Miami’s linebackers didn’t do anything particularly noteworthy, and that might be a good thing considering their performance last season. Kiko Alonso, Jelani Jenkins and Koa Misi all played tough defense against the run in the first half, taking advantage of the defensive linemen occupying blockers.
They failed to clog the holes in the line of scrimmage nearly as well in the second half, however, and remained shaky in assisting in pass coverage. Right before halftime, Luke Wilson was left completely alone for a 19-yard catch and run to put Seattle firmly in field goal range:
Evidently, this grade was consistently worse throughout 2015, and the linebackers were reliable enough in this one that they can’t be considered the reason for the loss.
Defensive Backs: C-
While the secondary was good for much of the game, they fell apart on the Seahawks’ final drive. Sure, they gave up chunks of yardage here and there, but they mostly limited the damage. The bend-don’t-break strategy isn’t always successful, but it was for most of this one.
Reshad Jones and Isa Abdull-Quddus were superb, acting as forces against the run in addition to the pass. Abdull-Quddus even notched an interception. The defensive back’s tackling was generally sound as well, especially by rookie Xavien Howard.
However, the touchdown drive can’t be ignored. The zone defense was picked apart, and Byron Maxwell gave up this fourth down catch just before the two minute break:
Soon thereafter, Bobby McCain was beat badly to surrender the game-winning touchdown. Tannehill put the team in a position to win this one, but the defensive backs couldn’t secure it.
Special Teams: D
The Dolphins avoided major blunders in both punt/kick returns and coverage, which is a positive, and Jason Jones blocked a PAT but Andrew Franks’ blocked field goal was a disaster. He kicked it way too low, and rookie linemen Laremy Tunsil got pushed right back into the kick. There is simply no excuse for this mistake.

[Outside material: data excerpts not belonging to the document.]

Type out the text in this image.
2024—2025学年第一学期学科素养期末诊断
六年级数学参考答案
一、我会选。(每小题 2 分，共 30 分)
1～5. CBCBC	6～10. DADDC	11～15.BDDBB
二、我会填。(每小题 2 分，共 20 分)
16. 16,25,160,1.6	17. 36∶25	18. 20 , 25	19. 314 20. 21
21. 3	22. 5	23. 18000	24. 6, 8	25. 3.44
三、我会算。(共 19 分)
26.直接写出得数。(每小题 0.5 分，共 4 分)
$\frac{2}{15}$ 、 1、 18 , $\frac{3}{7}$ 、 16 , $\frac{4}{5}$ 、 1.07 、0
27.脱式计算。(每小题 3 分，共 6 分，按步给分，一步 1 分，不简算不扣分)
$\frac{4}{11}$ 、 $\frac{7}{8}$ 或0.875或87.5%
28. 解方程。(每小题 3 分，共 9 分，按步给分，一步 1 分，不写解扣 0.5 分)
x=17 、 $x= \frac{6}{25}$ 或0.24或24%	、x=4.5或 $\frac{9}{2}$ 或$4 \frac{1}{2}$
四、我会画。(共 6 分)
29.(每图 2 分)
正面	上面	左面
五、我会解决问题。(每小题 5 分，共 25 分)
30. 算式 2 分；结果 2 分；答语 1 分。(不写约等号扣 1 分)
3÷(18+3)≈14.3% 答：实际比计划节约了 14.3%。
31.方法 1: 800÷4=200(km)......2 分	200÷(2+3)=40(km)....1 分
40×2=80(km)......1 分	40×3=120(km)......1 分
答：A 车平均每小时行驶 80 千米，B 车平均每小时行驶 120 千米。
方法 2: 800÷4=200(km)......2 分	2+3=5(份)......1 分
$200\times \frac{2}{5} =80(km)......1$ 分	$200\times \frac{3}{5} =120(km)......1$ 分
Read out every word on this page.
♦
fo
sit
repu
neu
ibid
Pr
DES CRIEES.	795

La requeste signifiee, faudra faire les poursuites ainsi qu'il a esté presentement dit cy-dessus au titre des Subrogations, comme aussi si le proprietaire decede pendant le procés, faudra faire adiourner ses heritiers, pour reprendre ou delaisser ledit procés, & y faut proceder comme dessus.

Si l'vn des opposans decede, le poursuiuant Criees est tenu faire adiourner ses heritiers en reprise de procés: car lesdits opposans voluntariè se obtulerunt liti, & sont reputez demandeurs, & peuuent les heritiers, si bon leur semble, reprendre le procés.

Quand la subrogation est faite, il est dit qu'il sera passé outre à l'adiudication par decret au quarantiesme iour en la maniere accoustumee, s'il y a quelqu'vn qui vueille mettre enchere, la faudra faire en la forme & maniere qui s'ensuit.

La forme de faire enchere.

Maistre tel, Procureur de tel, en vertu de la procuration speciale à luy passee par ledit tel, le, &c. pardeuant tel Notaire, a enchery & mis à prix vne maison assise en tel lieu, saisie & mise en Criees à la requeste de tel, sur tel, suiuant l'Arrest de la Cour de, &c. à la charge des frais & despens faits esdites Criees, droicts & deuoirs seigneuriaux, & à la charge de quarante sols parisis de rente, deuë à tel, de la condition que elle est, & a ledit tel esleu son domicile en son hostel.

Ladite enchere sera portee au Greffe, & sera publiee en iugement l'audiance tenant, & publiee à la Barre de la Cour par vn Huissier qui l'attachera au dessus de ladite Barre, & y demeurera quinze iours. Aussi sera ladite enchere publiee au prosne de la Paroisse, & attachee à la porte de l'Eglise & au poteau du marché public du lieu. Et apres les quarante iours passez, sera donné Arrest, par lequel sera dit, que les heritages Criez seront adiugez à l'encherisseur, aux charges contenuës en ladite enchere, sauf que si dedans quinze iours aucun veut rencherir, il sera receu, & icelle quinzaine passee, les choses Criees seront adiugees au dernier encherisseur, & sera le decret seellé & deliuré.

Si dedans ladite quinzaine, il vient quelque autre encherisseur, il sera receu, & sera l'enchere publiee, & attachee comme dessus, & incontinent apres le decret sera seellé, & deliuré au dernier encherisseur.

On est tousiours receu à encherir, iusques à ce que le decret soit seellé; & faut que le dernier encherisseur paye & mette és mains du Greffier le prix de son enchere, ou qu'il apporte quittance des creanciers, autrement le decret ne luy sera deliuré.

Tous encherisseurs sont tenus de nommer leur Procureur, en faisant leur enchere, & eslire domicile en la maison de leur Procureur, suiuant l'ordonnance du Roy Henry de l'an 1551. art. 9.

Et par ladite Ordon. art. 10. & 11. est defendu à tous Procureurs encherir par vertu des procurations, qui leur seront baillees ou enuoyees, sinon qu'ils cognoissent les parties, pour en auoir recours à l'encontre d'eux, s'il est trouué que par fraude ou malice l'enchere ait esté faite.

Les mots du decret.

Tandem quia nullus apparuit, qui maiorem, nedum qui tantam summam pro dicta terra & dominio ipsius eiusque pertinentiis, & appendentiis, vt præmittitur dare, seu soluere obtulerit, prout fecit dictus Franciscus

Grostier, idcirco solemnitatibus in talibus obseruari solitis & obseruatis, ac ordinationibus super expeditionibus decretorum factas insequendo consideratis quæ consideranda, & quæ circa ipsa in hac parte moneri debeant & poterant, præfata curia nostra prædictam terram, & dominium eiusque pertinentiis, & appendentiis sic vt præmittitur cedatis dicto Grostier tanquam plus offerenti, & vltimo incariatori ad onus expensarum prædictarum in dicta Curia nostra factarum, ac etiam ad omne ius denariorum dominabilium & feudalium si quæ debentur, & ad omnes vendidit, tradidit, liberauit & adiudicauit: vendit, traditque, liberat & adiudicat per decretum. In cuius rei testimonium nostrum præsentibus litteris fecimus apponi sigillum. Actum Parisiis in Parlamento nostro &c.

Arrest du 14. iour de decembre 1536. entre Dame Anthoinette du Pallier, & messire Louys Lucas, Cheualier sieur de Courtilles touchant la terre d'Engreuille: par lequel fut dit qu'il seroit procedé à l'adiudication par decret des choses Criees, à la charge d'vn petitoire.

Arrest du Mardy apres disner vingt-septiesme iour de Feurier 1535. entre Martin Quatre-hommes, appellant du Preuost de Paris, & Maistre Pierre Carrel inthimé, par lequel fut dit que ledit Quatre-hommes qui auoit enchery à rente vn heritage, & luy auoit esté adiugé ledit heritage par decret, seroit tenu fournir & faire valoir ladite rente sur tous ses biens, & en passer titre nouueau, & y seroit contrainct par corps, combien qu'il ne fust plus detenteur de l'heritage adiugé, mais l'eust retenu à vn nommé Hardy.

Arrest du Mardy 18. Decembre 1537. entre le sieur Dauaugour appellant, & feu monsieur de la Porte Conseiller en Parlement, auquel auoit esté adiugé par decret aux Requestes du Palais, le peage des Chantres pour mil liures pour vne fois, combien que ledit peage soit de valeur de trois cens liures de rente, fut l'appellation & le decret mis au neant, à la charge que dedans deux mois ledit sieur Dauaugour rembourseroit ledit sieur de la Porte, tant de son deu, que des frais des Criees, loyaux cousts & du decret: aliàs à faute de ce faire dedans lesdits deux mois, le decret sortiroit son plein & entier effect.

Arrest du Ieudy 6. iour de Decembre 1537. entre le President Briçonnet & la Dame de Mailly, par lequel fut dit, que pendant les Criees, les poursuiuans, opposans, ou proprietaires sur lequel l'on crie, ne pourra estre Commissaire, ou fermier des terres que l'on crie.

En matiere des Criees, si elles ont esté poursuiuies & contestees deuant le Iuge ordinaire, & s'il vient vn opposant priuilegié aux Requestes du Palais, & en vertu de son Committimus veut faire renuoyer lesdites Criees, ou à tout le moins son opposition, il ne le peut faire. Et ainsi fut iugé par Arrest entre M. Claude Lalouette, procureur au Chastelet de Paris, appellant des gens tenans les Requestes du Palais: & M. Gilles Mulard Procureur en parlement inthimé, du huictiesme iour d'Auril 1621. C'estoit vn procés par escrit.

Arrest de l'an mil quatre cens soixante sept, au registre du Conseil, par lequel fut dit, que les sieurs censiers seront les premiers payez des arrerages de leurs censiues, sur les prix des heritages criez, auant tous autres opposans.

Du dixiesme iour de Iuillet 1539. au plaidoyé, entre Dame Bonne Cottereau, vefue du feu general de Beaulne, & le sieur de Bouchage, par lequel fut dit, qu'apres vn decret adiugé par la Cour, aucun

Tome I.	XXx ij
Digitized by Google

Gase’s head coaching debut wasn’t perfect. He had some questionable play calls here and there, and he decided to go for it on fourth down when he could have taken three points instead. Yet, I liked the aggressiveness of that call against a team as talented as Seattle.
When it comes down to it, Gase and Joseph put their team in a prime position for an upset. They had a solid game plan set up and managed to prevent major mistakes on both sides of the ball until the very end of the game. Miami may have lost, but Gase and his staff had their troops prepared for a battle against one of the league’s best.
Boy does it hurt to see a C+ in this section. Had they pulled out the win, it obviously would have been higher. Seattle gave Miami plenty of opportunities to take control of this game, and they simply failed to do it. Tannehill and the defensive line did all they could but the rest of the team was shaky. When playing a team with a quarterback and defense of Seattle’s caliber, you simply have to be better. While last year’s Miami games were plagued by mental errors and poor coaching, this one just came down to subpar poor execution.